It’s been called Kurtos Kolac, Kurtos Kolacs, Kurtos Kalac, Kurtos Kolak, or Kurtus cake, Chimney cake. Originating from Eastern Europe, the Kurtos bread or cake has been traditionally sold at food fairs. Basically, it is made with a sweet bread dough rolled flat, cut into thin little strips, then wrapped around a wooden cone with a handle. The dough is then coated with sugar and the forms placed on a barbecue over heated volcanic rocks.
Modern bakeries use commercially made kurtos kolac machines that have a rotisserie device capable of turning forms - four or five at a time for six or seven minutes until the sugar becomes caramelized and the dough is baked.
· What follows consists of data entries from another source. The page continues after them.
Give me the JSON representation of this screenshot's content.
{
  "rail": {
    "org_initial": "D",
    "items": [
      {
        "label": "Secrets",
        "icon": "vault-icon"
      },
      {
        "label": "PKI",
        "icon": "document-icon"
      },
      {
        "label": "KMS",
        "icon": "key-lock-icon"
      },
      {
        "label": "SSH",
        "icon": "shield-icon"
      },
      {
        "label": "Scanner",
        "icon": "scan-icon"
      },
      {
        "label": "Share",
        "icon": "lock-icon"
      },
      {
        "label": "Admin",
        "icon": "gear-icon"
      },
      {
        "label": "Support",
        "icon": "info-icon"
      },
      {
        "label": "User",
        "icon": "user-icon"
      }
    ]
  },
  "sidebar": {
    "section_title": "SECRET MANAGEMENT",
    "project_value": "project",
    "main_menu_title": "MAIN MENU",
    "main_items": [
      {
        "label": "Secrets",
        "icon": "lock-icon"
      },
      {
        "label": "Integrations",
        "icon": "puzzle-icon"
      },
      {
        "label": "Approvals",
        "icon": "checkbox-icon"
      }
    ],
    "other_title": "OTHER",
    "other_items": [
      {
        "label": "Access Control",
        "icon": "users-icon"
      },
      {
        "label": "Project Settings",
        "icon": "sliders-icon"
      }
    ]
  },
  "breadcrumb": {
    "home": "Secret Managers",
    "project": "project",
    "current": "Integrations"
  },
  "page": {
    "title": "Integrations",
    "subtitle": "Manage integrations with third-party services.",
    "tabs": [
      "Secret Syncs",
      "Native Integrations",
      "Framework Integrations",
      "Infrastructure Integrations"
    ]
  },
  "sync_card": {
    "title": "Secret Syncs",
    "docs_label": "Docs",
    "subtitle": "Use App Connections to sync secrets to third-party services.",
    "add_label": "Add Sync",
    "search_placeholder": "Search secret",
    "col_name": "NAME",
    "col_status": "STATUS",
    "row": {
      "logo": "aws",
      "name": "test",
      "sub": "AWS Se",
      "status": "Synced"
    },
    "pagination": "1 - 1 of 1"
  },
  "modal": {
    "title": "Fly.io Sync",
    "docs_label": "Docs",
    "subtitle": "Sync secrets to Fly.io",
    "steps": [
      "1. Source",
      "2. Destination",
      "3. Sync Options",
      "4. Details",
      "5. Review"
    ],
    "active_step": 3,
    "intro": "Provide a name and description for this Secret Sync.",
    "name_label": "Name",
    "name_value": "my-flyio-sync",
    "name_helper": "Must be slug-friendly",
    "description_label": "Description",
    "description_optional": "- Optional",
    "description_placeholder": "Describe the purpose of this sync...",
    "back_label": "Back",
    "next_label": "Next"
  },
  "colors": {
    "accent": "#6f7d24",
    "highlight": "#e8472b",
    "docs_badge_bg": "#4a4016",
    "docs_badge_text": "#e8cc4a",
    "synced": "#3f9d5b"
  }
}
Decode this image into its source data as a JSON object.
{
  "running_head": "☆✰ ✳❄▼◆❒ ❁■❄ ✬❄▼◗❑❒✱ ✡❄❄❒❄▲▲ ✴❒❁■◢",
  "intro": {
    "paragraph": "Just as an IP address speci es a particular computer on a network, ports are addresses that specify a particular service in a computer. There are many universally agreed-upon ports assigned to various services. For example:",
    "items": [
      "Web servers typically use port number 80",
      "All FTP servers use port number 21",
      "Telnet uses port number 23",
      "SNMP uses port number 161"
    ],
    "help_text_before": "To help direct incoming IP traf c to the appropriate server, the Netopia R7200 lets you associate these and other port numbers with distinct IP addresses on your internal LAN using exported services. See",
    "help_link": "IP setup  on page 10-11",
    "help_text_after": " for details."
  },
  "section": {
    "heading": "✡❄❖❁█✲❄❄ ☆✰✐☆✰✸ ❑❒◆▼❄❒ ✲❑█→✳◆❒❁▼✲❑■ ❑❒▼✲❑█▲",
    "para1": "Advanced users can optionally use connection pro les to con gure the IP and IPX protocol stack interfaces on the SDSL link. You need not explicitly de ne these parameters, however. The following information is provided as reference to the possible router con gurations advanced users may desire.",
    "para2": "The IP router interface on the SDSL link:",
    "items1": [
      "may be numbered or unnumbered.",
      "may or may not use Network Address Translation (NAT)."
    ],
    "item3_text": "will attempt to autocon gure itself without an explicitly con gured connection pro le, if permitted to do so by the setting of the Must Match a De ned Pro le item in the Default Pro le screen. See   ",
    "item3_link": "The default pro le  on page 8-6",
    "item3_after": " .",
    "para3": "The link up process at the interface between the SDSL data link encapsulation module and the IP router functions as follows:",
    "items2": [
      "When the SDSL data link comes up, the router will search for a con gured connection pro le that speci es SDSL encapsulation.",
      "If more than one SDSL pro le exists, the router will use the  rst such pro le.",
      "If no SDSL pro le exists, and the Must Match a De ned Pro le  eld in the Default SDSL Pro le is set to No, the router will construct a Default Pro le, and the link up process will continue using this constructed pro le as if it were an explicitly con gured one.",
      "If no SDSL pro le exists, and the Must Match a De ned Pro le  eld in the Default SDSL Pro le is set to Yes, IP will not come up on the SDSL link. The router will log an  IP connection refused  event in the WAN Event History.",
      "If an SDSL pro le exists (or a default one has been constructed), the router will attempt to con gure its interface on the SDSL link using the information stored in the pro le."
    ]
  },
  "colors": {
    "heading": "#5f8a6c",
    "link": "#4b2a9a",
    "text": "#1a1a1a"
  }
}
Once baked, the dough is rolled in ground nuts, walnuts by tradition, which sticks to the caramelized sugar.
Best eaten when freshly baked, the kurtos kolac is especially popular during holiday seasons like Eastern and Christmas time and for special events like wedding celebrations.
There is only one bakery in Vancouver called Transylvanian Traditions Bakery who makes the Kurtos Kolacs. The bakery is run by Stoian, a Romanian-Canadian immigrant, who moved to Canada two years ago.
Located in the west end of Downtown Vancouver, the little bakery entices passerbys with the smell of warm, sweet dough.
Kurtos Kolaks can be eaten in many ways. It can serve as a base and eaten with berries and yogurt or whipping cream. But like any other food introduced to Canada, Kurtos Kolak is sure to evolve into something distinctively Canadian.